Genetic code of wheat has been broken also thanks to Olomouc scientists

[Translate to en:] Na významném objevu se podílel mimo jiné i Jan Šafář.
Foto: Ota Blahoušek
Tuesday 21 August 2018, 8:00 – Text: Martina Šaradínová

The genome of common wheat, one of the most important agricultural crops, has been resolved. International Consortium for Wheat Genome Sequencing (IWGSC) has informed about the achievement of a highly accurate genome reference sequence in an article in Science. An important role in this research has been played by Olomouc scientists of the Institute of Experimental Botany (IEB) of the Academy of Sciences, which is part of the Center of the Region Haná for Biotechnological and Agricultural Research (CRH). The discovery will facilitate and streamline the process of breeding new wheat varieties with higher yields and greater resistance to adverse environmental conditions.

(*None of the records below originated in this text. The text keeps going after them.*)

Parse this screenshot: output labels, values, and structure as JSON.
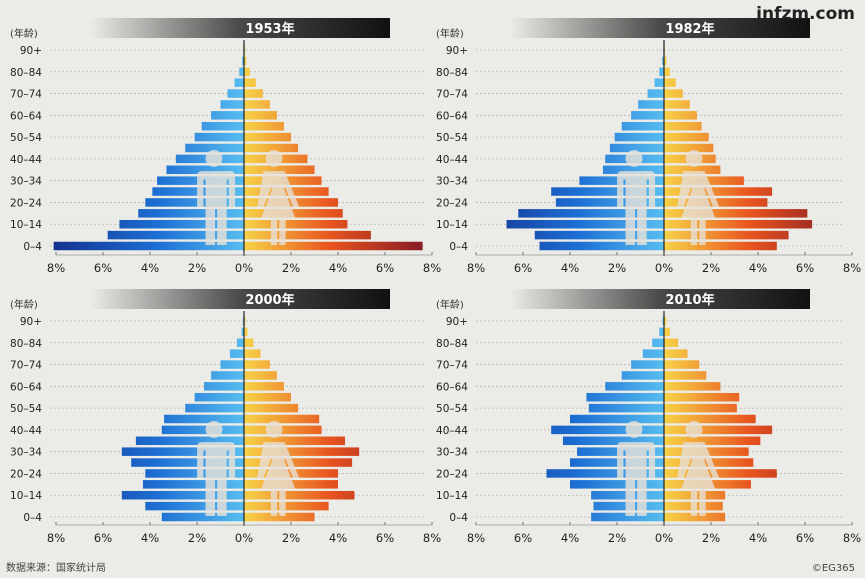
{
  "brand": "infzm.com",
  "source": "数据来源：国家统计局",
  "credit": "©EG365",
  "chart_data": [
    {
      "type": "bar",
      "title": "1953年",
      "ylabel": "(年龄)",
      "categories": [
        "0–4",
        "5–9",
        "10–14",
        "15–19",
        "20–24",
        "25–29",
        "30–34",
        "35–39",
        "40–44",
        "45–49",
        "50–54",
        "55–59",
        "60–64",
        "65–69",
        "70–74",
        "75–79",
        "80–84",
        "85–89",
        "90+"
      ],
      "category_labels": [
        "0–4",
        "10–14",
        "20–24",
        "30–34",
        "40–44",
        "50–54",
        "60–64",
        "70–74",
        "80–84",
        "90+"
      ],
      "xticks": [
        "8%",
        "6%",
        "4%",
        "2%",
        "0%",
        "2%",
        "4%",
        "6%",
        "8%"
      ],
      "xlim": [
        -8,
        8
      ],
      "series": [
        {
          "name": "男",
          "values": [
            8.1,
            5.8,
            5.3,
            4.5,
            4.2,
            3.9,
            3.7,
            3.3,
            2.9,
            2.5,
            2.1,
            1.8,
            1.4,
            1.0,
            0.7,
            0.4,
            0.2,
            0.08,
            0.03
          ]
        },
        {
          "name": "女",
          "values": [
            7.6,
            5.4,
            4.4,
            4.2,
            4.0,
            3.6,
            3.3,
            3.0,
            2.7,
            2.3,
            2.0,
            1.7,
            1.4,
            1.1,
            0.8,
            0.5,
            0.25,
            0.1,
            0.05
          ]
        }
      ]
    },
    {
      "type": "bar",
      "title": "1982年",
      "ylabel": "(年龄)",
      "categories": [
        "0–4",
        "5–9",
        "10–14",
        "15–19",
        "20–24",
        "25–29",
        "30–34",
        "35–39",
        "40–44",
        "45–49",
        "50–54",
        "55–59",
        "60–64",
        "65–69",
        "70–74",
        "75–79",
        "80–84",
        "85–89",
        "90+"
      ],
      "category_labels": [
        "0–4",
        "10–14",
        "20–24",
        "30–34",
        "40–44",
        "50–54",
        "60–64",
        "70–74",
        "80–84",
        "90+"
      ],
      "xticks": [
        "8%",
        "6%",
        "4%",
        "2%",
        "0%",
        "2%",
        "4%",
        "6%",
        "8%"
      ],
      "xlim": [
        -8,
        8
      ],
      "series": [
        {
          "name": "男",
          "values": [
            5.3,
            5.5,
            6.7,
            6.2,
            4.6,
            4.8,
            3.6,
            2.6,
            2.5,
            2.3,
            2.1,
            1.8,
            1.4,
            1.1,
            0.7,
            0.4,
            0.2,
            0.08,
            0.03
          ]
        },
        {
          "name": "女",
          "values": [
            4.8,
            5.3,
            6.3,
            6.1,
            4.4,
            4.6,
            3.4,
            2.4,
            2.2,
            2.1,
            1.9,
            1.6,
            1.4,
            1.1,
            0.8,
            0.5,
            0.25,
            0.1,
            0.04
          ]
        }
      ]
    },
    {
      "type": "bar",
      "title": "2000年",
      "ylabel": "(年龄)",
      "categories": [
        "0–4",
        "5–9",
        "10–14",
        "15–19",
        "20–24",
        "25–29",
        "30–34",
        "35–39",
        "40–44",
        "45–49",
        "50–54",
        "55–59",
        "60–64",
        "65–69",
        "70–74",
        "75–79",
        "80–84",
        "85–89",
        "90+"
      ],
      "category_labels": [
        "0–4",
        "10–14",
        "20–24",
        "30–34",
        "40–44",
        "50–54",
        "60–64",
        "70–74",
        "80–84",
        "90+"
      ],
      "xticks": [
        "8%",
        "6%",
        "4%",
        "2%",
        "0%",
        "2%",
        "4%",
        "6%",
        "8%"
      ],
      "xlim": [
        -8,
        8
      ],
      "series": [
        {
          "name": "男",
          "values": [
            3.5,
            4.2,
            5.2,
            4.3,
            4.2,
            4.8,
            5.2,
            4.6,
            3.5,
            3.4,
            2.5,
            2.1,
            1.7,
            1.4,
            1.0,
            0.6,
            0.3,
            0.1,
            0.05
          ]
        },
        {
          "name": "女",
          "values": [
            3.0,
            3.6,
            4.7,
            4.0,
            4.0,
            4.6,
            4.9,
            4.3,
            3.3,
            3.2,
            2.3,
            2.0,
            1.7,
            1.4,
            1.1,
            0.7,
            0.4,
            0.15,
            0.06
          ]
        }
      ]
    },
    {
      "type": "bar",
      "title": "2010年",
      "ylabel": "(年龄)",
      "categories": [
        "0–4",
        "5–9",
        "10–14",
        "15–19",
        "20–24",
        "25–29",
        "30–34",
        "35–39",
        "40–44",
        "45–49",
        "50–54",
        "55–59",
        "60–64",
        "65–69",
        "70–74",
        "75–79",
        "80–84",
        "85–89",
        "90+"
      ],
      "category_labels": [
        "0–4",
        "10–14",
        "20–24",
        "30–34",
        "40–44",
        "50–54",
        "60–64",
        "70–74",
        "80–84",
        "90+"
      ],
      "xticks": [
        "8%",
        "6%",
        "4%",
        "2%",
        "0%",
        "2%",
        "4%",
        "6%",
        "8%"
      ],
      "xlim": [
        -8,
        8
      ],
      "series": [
        {
          "name": "男",
          "values": [
            3.1,
            3.0,
            3.1,
            4.0,
            5.0,
            4.0,
            3.7,
            4.3,
            4.8,
            4.0,
            3.2,
            3.3,
            2.5,
            1.8,
            1.4,
            0.9,
            0.5,
            0.2,
            0.06
          ]
        },
        {
          "name": "女",
          "values": [
            2.6,
            2.5,
            2.6,
            3.7,
            4.8,
            3.8,
            3.6,
            4.1,
            4.6,
            3.9,
            3.1,
            3.2,
            2.4,
            1.8,
            1.5,
            1.0,
            0.6,
            0.25,
            0.1
          ]
        }
      ]
    }
  ],
  "colors": {
    "male_outer": "#14318f",
    "male_mid": "#1d6fd4",
    "male_inner": "#57bdf0",
    "female_inner": "#f7d347",
    "female_mid": "#e8541f",
    "female_outer": "#7a1424",
    "axis": "#222222",
    "grid": "#b9b9b4",
    "figure": "#e7e2da"
  }
}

Reading the hereditary information of wheat has long been considered impossible. The genome of this key crop for human nutrition is enormous and the complexity of genetic information on wheat is five times greater than the one of humans. It consists of three mutually similar subgenomes, and most of the genome consists of many repetitive DNA regions. The whole research was based on the method of chromosome sorting using flow cytometry developed by Olomouc researchers, who are the only ones in the world to use it.

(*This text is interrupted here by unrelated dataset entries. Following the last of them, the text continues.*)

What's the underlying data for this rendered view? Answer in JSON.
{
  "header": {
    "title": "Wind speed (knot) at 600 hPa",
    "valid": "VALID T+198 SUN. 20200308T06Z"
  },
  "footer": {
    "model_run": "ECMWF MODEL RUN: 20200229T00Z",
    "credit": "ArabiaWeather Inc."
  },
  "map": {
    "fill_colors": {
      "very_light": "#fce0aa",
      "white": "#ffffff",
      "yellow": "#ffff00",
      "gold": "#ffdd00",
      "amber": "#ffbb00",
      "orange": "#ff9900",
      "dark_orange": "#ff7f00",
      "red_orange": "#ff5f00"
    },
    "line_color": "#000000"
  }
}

“This process has allowed us to divide large and complex genetic information into smaller parts – chromosomes, which greatly simplified DNA reading and subsequent arrangement of read sections. Our laboratory thus supplied the DNA of individual chromosomes to collaborating laboratories in different parts of the world. We have obtained a very precise and very accurate text of genetic information of wheat,” said Jaroslav Doležel, head of the Center of Structural and Functional Plant Genomics at IEB and CRH Scientific Director. According to him, scientists now know the sequences of all 21 wheat chromosomes, the precise location of 107,891 genes and more than four million molecular markers.

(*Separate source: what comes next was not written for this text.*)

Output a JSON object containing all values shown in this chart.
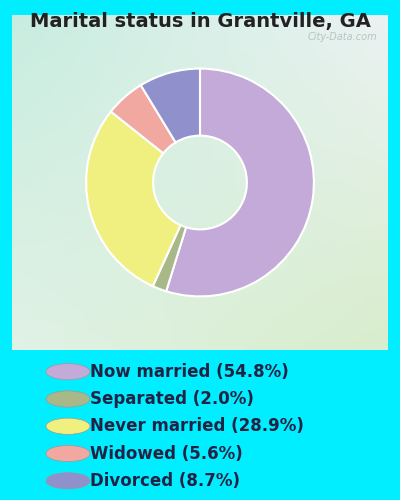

Another benefit of Czech science was the preparation of so-called BAC libraries, thanks to which it was possible to read longer sections of the text of the genetic information. In the BAC libraries preparation, Olomouc scientists are the world’s pioneers and are considered the best in the world. In special freezers they store at a temperature of minus 80 degrees Celsius to 2.5 million clones of wheat DNA. Last but not least, the researchers successfully devoted themselves to the sequencing three of 21 wheat chromosomes. Other methods, such as optical mapping, have been involved in research.

The importance of Olomouc researchers as well as their cooperation with foreign colleagues was appreciated by IEB Director Martin Vágner. “It was a gigantic task involving roughly two hundred scientists from twenty countries. I am glad that our Olomouc workplace, which was one of the founding members of the international consortium in 2003, played a key role in the project. Their efforts and the importance of their work are extraordinary,” he added.

With in-depth knowledge of genetic information, breeders can now faster identify genes responsible for yield, grain quality, resistance to disease and pests and genes crucial for better overcoming periods of drought. In the future, this achievement will be of great importance in using new genetic modification methods.